Nel lavoro gruppale anche il terapeuta deve sapersi confrontare con questa realtà in modo autentico e profondo e garantire al paziente che insieme al gruppo saprà mantenere la memoria e la testimonianza di un'esistenza che ha avuto significato e valore. Non a caso quando in un gruppo di sieropositivi entrano pazienti nuovi o quando si formano gruppi nuovi con l'inserimento anche di pazienti che avevano partecipato a gruppi che poi per varie ragioni erano rimasti privi di un numero sufficiente di membri, un paziente assume il ruolo di "aedo" del gruppo facendosi portavoce della storia passata e rinnovando il ricordo delle persone che non ci sono più e in un certo qual modo mette alla prova il terapeuta per verificare se nella sua mente i pazienti sono e rimangono presenti. E ancora non è un caso che in questi gruppi più che in altri si festeggino le ricorrenze che spesso in famiglia non si erano festeggiate in modo adeguato (come il Natale e il carnevale): in queste occasioni si scattano delle fotografie che poi vengono date a tutti i partecipanti e quindi anche al terapeuta e all'osservatrice che le mantengano per il gruppo.
Per la conduzione di questo tipo di gruppi molte volte è necessario il riferimento ad un supervisore, perché numerose sono le difficoltà da affrontare e particolarmente profondo ed autentico è il coinvolgimento richiesto al terapeuta e problematica è la regolamentazione della distanza emotiva necessaria per affrontare al meglio le tematiche di volta in volta presentificate.
Avrei ancora moltissime cose da dire sulla specificità di questo tipo di gruppi e non pochi sarebbero gli esempi che mi piacerebbe riferire.
Voglio però sottolineare come sia importante essere consapevole che questi sono gruppi terapeutici e non gruppi di accompagnamento ad una "buona morte", perché condivido totalmente con i pazienti il loro diritto alla qualità della vita e alla comprensione del significato della vita prima di potere e dovere affrontare quello della morte.
Proprio in questi giorni un paziente ha finito la terapia in uno di questi gruppi e ha lasciato in dono agli altri membri la speranza di poter andarsene dal gruppo perché ci si sente bene e non solo perché si ha paura del gruppo e si fugge via, o perché si muore. Ciò naturalmente non significa negare la morte, ma poterla vedere e affrontare insieme alla vita. Il legame inscindibile vita/morte è ben rappresentato dalle parole di Sini: "ricordiamoci che al di là del sapere pubblico, e al di là di questo fatto che viene pensato come l'impensabile (la morte) e che d'altra parte apre alle fantasie del pensiero, al di là di tutto ciò, sempre, continuamente vincente su questo pensiero c'è l'incanto della vita, l'incanto di ogni istante che fronteggia il pensiero della morte, che da solo lo sconfigge in ogni istante, in una onnitemporalità che certo non può fare a meno della morte (altra sua faccia), ma che non è meno forte, non è meno pervadente, non è meno potente e, soprattutto, non è meno umana".

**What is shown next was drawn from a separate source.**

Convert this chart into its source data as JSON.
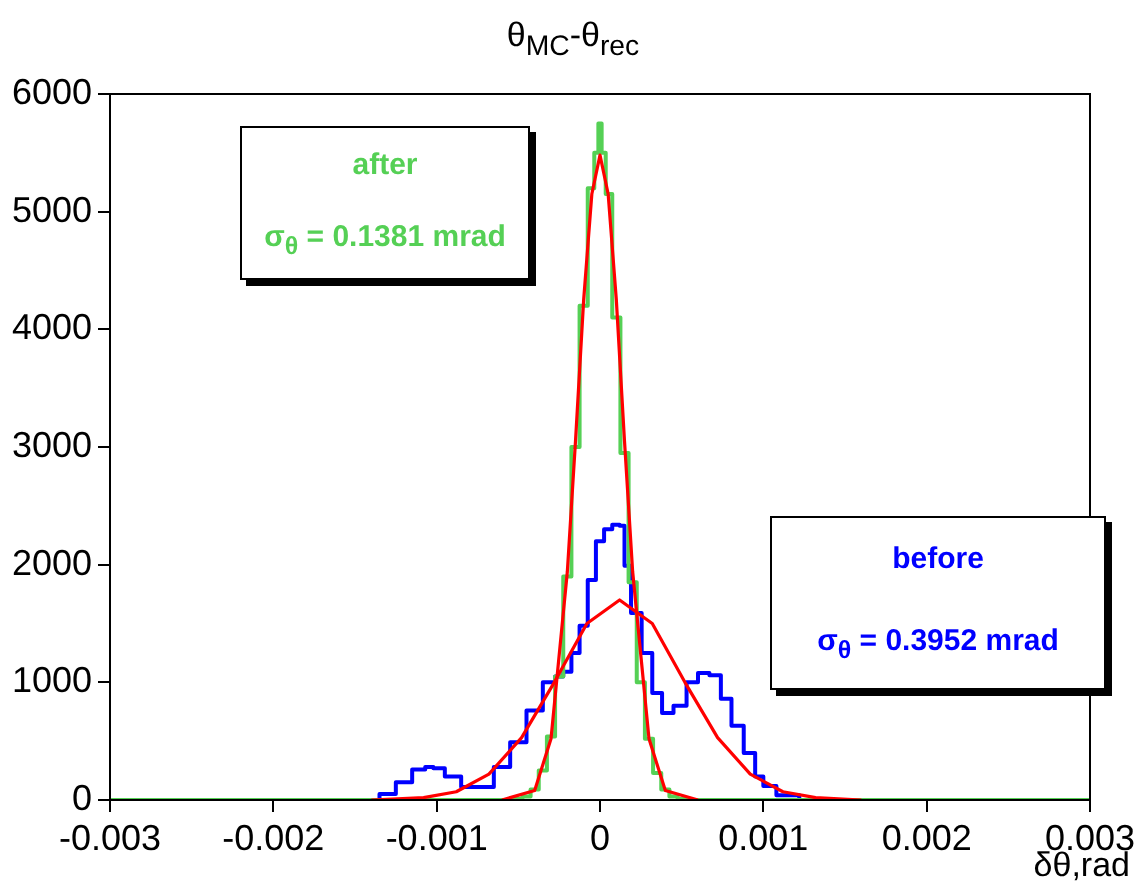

Ritengo di poter quindi concludere che il gruppo terapeutico, grazie alle specificità che ho evidenziato, sostiene i pazienti sieropositivi nel far sì che la morte ridia o dia per la prima volta il senso di sé e del proprio valore come persona, il senso della propria irripetibilità e unicità come esseri umani e permette che il passaggio dal tempo "infinito" del soggetto sano al tempo potenzialmente limitato del soggetto sieropositivo, sia un passaggio ad un più attento esame nell'hic et nunc, delle potenzialità positive reali che la vita può offrire.